- Company Name
- CarltonOne
- Job Title
- Site Reliability Engineering Manager
- Job Description
-
**Job Title**: Site Reliability Engineering Manager
**Role Summary**: Lead a team of Site Reliability Engineers to design, build, and operate cloud‑native infrastructure that is reliable, scalable, and secure.

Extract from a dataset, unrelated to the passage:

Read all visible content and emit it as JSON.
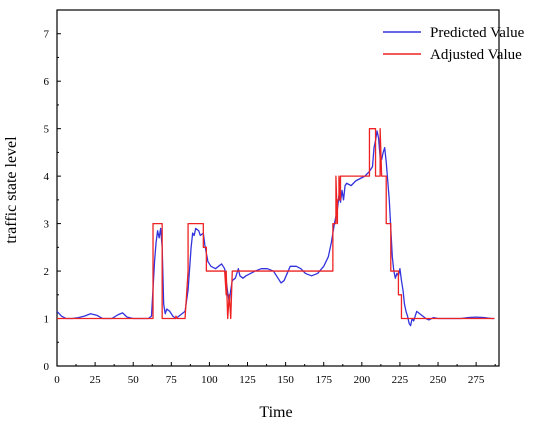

Own end‑to‑end incident management, observability, automation, and capacity planning while aligning reliability goals with business objectives across engineering, DevOps, security, and product functions.
**Expectations**:
- Manage and grow a high‑performance SRE team, cultivating ownership, continuous learning, and operational excellence.

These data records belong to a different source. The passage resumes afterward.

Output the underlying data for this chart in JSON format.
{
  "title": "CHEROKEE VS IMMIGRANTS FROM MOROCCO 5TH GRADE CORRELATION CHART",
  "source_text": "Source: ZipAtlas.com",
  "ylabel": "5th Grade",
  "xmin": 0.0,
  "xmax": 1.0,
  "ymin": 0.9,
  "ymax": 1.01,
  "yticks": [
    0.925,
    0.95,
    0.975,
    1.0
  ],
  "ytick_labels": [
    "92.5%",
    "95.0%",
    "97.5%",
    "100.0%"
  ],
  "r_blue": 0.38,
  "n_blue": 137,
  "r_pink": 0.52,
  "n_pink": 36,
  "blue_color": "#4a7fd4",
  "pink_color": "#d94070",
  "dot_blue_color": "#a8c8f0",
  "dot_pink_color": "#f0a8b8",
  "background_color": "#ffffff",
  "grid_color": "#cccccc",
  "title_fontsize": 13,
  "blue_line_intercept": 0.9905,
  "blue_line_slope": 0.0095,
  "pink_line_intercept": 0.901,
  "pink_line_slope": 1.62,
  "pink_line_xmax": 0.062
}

- Define SRE strategy, set SLOs/SLIs, and manage error budgets to balance innovation and reliability.
- Drive incident response, blameless post‑mortems, and continuous improvement of reliability metrics.
- Champion automation to reduce toil, optimize cost, and enhance system resilience.
**Key Responsibilities**:
1. **Leadership & Strategy**
- Mentor and grow SREs, leading performance reviews and career development.
- Create and enforce SRE strategy, including SLOs, SLIs, and error‑budget management.
- Collaborate with Engineering, DevOps, Security, and Product to align reliability objectives with business goals.
2. **Incident Management**
- Own incident lifecycle: detection, response, post‑mortem, and follow‑up.
- Develop runbooks, playbooks, and escalation procedures.
- Track metrics (MTTR, MTTD, frequency, severity) and report trends.
3. **Monitoring & Observability**
- Design monitoring architecture using Datadog, Grafana, CloudWatch, Prometheus, Rapid7 InsightCloudSec, Wiz, Cloudflare.
- Set alert thresholds, create dashboards, and ensure actionable visibility into system health.
4. **Automation & Optimization**
- Reduce manual toil via IaC (Terraform, CloudFormation, Helm), CI/CD pipelines (Bamboo, Jenkins, Ansible), and scripting.
- Right‑size infrastructure, monitor cost, and drive performance tuning.
5. **Security & Compliance**
- Implement IAM, RBAC, encryption, and vulnerability management best practices.
- Use security monitoring tools and integrate compliance checks.
6. **Disaster Recovery & Capacity Planning**
- Plan, test, and maintain RPO/RTO objectives.
- Forecast capacity to support business growth and adjust resources proactively.
**Required Skills**:
- 7+ years in cloud infrastructure, DevOps, or SRE; 2+ years in leadership.
- Deep expertise in AWS (EKS, EC2, S3, VPC, IAM, RDS Aurora, Lambda).
- Strong Kubernetes, container orchestration, and service mesh knowledge.
- IaC proficiency: Terraform, CloudFormation, Helm.
- CI/CD & automation experience: Bamboo, Jenkins, Ansible.
- Monitoring proficiency: Datadog, Grafana, CloudWatch, Prometheus.
- Networking fundamentals: TCP/IP, DNS, load balancing, CDN.
- Incident management and crisis leadership.
- Excellent communication, stakeholder management, and cross‑functional collaboration.
- Strategic thinking with focus on long‑term reliability and scalability.
**Required Education & Certifications**:
- Bachelor’s degree in Computer Science, Engineering, or related field.
- AWS Certified Solutions Architect or equivalent is preferred.
- SRE Practitioner, CKA, CKAD, or similar certifications are a plus.